As mentioned in other sections of this blog, often police bring in the real killer for questioning — among a number of suspects — but he or she somehow slides though the net. This happed with Ridgway, a small, mousy-looking man who had, one writer pointed out, lips like a fish. He was interviewed because he liked picking up prostitutes and said he choked one once because she bit him.

But science marches on, and in September 2001, almost twenty years since the Green River killings had started, DNA analysis in the Washington State Crime Laboratory took a major leap forward. With the short tandem repeat (STR) procedure, they could replicate a very small sample of evidence into a sample that was large enough to test. They did, and when they tested semen found on the bodies of three early victims, Marcia Chapman, Carol Christensen, and Opal Mills, they linked them to a man named Gary Ridgway, who worked at the Kenworth Truck Plant.

They linked Ridgway to another victim, and then arrested him on November 30, 2001, and charged him with four murders. As it turned out, his body count would be astronomically higher.

Early Life
Gary Ridgway had a typical serial killer background. He wet the bed, and his mother, instead of nurturing and loving him, would march him out, nude, in front of his brothers and make him stand in a tub of cold water. In a confession he said that he killed a young boy when he was a teenager. While they were swimming, he wrapped his legs around the little boy and forcefully held him under the water until he died. He was also extremely cruel to animals, once locking a cat in a refrigerator until it died.

Afterword
Under questioning by investigators, to avoid the death penalty, Ridgway spoke about his compulsion to kill prostitutes, something he had first been aware of when stationed in the military in the Philippines. He had sex with prostitutes before he killed them, but after a while he started having sex with dead ones, too. Not that bodies were new to him. His father was a funeral director, and one detective said that he wouldn’t bet against the fact that Ridgway had sex with some of the deceased who passed through the mortuary.

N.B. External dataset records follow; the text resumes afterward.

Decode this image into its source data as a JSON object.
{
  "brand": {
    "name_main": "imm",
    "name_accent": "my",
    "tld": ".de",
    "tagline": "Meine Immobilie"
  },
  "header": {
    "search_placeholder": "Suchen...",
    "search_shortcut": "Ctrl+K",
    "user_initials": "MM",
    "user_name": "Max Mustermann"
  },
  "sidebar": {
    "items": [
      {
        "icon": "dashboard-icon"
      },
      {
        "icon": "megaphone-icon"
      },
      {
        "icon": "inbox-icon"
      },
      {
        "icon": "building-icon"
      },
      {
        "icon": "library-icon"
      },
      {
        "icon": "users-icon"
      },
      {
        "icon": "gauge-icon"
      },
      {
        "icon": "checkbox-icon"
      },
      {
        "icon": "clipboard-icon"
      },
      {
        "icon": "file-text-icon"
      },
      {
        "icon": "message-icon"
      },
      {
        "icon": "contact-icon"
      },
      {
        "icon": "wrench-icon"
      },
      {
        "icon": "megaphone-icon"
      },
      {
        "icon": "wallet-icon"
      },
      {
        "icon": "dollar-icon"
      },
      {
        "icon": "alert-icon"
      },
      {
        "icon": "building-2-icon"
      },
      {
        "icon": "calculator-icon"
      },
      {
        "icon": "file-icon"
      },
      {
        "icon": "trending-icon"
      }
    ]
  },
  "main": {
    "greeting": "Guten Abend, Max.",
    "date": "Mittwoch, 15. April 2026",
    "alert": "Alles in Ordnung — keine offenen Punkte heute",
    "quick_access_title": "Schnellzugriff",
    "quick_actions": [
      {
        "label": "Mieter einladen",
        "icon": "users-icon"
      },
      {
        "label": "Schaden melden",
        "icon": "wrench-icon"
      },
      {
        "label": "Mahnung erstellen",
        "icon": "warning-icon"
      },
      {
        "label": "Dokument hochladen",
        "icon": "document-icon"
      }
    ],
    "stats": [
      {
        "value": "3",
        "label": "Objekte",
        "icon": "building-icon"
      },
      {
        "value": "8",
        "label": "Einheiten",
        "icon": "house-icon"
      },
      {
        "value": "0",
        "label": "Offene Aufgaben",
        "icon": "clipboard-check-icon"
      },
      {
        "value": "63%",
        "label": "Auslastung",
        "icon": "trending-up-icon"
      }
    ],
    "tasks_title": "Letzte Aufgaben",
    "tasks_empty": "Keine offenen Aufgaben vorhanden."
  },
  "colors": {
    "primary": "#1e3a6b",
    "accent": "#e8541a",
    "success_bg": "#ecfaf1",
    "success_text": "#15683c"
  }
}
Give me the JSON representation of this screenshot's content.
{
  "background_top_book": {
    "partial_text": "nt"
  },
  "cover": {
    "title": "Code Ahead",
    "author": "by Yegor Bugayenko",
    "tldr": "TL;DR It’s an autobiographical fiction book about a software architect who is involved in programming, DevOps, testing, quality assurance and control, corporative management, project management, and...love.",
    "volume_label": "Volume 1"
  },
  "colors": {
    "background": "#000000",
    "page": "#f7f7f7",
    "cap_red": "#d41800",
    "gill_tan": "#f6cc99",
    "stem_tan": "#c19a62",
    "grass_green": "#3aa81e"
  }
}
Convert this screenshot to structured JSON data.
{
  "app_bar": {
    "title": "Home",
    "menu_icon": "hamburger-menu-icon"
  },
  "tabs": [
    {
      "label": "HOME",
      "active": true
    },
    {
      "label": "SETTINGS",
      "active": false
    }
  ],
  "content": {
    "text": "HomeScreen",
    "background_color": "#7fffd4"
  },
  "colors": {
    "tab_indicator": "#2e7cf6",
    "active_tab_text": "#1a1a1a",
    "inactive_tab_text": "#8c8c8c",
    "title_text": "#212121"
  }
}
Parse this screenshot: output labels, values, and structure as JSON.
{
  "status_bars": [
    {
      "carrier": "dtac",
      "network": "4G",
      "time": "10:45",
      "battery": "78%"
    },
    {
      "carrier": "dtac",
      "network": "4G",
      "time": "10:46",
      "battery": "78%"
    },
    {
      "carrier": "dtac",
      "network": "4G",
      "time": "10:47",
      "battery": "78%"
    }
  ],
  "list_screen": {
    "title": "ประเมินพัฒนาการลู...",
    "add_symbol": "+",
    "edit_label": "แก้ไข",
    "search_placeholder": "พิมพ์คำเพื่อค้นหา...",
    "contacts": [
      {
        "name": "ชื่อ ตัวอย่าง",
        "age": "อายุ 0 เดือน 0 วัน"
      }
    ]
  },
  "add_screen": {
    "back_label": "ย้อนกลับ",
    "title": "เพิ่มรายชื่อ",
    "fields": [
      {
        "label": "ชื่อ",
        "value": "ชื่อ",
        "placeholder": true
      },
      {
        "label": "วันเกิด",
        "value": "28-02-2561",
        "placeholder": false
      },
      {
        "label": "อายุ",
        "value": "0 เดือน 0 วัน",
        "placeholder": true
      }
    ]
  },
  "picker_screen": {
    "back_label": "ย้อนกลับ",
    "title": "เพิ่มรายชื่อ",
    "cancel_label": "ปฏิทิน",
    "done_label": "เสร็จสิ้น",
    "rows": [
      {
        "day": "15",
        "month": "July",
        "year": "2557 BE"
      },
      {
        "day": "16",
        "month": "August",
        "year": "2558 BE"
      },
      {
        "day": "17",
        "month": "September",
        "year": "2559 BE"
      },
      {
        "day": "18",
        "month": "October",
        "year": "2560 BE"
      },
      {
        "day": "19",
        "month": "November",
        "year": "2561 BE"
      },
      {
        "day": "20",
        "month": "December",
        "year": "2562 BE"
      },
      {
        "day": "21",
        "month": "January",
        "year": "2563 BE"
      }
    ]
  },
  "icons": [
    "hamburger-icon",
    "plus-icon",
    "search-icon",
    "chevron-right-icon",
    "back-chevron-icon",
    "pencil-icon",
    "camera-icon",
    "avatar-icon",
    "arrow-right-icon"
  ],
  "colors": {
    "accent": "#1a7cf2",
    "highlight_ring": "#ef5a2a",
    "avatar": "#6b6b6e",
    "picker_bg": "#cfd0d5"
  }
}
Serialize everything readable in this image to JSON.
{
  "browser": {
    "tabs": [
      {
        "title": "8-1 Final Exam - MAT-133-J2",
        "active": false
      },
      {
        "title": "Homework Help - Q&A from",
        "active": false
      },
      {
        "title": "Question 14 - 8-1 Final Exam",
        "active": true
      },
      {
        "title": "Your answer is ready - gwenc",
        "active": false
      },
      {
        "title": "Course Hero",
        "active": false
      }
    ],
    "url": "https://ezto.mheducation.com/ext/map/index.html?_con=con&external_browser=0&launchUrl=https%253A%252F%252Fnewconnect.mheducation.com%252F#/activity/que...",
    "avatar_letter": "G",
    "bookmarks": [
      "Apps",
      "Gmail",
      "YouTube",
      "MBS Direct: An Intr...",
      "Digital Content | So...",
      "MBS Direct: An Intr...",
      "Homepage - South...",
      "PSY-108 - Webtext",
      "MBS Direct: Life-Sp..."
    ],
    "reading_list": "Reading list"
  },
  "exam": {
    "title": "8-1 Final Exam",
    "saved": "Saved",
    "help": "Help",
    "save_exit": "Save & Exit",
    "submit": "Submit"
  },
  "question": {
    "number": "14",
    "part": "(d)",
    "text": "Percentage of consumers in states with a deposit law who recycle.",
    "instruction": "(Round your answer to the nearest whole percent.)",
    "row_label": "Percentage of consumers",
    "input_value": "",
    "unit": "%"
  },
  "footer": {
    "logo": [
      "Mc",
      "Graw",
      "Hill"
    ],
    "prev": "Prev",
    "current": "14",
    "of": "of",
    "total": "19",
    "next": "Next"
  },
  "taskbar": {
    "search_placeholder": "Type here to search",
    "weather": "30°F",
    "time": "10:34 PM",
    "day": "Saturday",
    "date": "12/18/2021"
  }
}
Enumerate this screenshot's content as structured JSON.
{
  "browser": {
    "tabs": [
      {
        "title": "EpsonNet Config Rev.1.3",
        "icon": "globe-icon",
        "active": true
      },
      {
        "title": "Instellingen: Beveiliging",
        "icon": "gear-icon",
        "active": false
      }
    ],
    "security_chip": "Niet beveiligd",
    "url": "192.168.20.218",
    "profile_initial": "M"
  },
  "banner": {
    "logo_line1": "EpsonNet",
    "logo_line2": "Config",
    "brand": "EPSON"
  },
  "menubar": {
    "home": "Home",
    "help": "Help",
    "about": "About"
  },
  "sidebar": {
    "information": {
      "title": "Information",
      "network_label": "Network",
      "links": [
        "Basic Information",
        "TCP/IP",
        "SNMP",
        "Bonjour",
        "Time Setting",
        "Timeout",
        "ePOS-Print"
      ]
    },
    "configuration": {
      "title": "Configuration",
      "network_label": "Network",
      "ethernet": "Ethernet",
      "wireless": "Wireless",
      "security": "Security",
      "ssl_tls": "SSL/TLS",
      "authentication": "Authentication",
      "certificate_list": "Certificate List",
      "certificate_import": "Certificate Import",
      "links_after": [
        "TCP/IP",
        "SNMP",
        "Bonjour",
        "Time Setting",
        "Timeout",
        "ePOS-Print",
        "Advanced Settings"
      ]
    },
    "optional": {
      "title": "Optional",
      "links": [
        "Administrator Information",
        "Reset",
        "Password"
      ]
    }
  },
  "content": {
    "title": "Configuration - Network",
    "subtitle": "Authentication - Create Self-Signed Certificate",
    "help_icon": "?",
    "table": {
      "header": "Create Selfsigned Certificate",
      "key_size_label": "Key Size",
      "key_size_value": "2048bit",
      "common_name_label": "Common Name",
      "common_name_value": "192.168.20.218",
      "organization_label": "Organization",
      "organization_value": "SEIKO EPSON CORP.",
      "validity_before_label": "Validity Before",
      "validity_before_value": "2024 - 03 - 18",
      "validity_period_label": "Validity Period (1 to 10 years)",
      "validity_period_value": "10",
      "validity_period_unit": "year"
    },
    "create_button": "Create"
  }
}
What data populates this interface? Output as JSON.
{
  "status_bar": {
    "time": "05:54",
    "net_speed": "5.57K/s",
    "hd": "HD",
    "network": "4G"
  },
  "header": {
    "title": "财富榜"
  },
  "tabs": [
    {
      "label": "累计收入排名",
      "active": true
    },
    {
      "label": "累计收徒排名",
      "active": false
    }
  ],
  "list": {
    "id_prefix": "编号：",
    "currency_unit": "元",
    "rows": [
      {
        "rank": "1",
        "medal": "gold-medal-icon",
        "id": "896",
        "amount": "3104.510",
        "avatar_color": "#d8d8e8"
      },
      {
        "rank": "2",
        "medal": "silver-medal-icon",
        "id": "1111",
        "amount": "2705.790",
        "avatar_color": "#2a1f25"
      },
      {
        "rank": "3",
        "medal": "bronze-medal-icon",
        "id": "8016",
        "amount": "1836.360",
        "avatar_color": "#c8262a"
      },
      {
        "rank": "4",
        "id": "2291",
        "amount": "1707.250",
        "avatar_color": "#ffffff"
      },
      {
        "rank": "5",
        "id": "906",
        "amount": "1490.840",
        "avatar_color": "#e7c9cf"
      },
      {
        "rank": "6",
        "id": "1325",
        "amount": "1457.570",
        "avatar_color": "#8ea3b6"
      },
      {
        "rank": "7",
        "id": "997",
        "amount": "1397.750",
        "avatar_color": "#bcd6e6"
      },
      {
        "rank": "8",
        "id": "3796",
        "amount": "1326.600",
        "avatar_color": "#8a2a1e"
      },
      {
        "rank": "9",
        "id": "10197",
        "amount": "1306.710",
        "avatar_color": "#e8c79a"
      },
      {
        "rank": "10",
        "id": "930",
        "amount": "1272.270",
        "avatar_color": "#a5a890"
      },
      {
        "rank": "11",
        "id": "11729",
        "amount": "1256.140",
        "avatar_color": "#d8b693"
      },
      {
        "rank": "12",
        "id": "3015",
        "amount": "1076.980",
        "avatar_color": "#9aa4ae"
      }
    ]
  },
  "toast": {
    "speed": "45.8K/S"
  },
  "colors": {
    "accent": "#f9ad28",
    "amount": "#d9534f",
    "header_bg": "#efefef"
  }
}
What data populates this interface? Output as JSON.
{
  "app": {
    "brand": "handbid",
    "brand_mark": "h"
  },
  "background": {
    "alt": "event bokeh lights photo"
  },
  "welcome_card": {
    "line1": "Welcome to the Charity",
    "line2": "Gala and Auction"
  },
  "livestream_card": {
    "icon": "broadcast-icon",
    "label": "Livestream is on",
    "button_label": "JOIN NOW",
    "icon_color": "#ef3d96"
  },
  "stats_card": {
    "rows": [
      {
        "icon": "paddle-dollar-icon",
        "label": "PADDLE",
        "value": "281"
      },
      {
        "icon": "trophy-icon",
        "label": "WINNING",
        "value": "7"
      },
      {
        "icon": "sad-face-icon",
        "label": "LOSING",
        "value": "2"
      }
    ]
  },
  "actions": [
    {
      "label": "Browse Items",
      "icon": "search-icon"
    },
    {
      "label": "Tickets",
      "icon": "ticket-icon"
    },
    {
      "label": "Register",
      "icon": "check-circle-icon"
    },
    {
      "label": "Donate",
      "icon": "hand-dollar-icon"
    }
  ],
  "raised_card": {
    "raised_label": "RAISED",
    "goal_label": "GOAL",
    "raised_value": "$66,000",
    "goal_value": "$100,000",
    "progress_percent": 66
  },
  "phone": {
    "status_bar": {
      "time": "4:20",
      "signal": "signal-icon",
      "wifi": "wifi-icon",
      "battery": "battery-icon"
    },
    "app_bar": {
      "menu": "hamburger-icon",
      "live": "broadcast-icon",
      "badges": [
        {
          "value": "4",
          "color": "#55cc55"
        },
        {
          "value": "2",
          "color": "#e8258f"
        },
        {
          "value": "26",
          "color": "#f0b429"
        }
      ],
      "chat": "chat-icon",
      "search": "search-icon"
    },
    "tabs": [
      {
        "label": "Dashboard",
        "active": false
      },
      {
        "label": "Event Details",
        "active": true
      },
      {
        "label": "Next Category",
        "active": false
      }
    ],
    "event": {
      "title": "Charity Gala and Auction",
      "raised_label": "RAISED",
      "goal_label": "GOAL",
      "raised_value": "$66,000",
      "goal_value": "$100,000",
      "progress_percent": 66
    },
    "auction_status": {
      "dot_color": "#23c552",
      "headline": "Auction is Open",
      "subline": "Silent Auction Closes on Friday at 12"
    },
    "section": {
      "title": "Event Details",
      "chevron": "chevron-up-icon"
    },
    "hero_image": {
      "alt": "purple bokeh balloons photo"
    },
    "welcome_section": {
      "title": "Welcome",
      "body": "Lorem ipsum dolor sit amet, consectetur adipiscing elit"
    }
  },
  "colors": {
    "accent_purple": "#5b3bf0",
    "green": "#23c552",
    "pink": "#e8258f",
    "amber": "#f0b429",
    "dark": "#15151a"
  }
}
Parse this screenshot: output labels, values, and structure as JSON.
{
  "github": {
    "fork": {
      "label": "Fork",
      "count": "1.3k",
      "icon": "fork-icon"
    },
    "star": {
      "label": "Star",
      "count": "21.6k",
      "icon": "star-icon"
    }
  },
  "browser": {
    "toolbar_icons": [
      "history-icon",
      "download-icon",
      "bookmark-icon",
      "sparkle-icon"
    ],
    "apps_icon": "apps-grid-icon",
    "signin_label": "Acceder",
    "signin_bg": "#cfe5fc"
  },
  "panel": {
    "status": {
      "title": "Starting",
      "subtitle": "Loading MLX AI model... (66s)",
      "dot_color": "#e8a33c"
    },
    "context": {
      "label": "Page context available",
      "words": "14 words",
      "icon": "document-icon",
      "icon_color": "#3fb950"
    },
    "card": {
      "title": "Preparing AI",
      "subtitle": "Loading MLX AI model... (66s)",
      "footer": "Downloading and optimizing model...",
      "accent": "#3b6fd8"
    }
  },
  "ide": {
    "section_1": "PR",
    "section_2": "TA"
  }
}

On May 5, 2003, Ridgway pled guilty to forty-eight murders and received forty-eight life sentences. But according to his calculations, he may well have killed up to ninety women.

Kill His Own Son?
Once Ridgway took a prostitute to a deserted area in his pickup, and his son accompanied him. Ridgway took the prostitute into the woods and killed her. When he returned to his truck, his son asked him where the woman was, and Ridgway said she lived nearby and walked home. When asked if he would have killed his son if the boy had happened upon his father when he was killing the prostitute, Ridgway responded, “I don’t know.”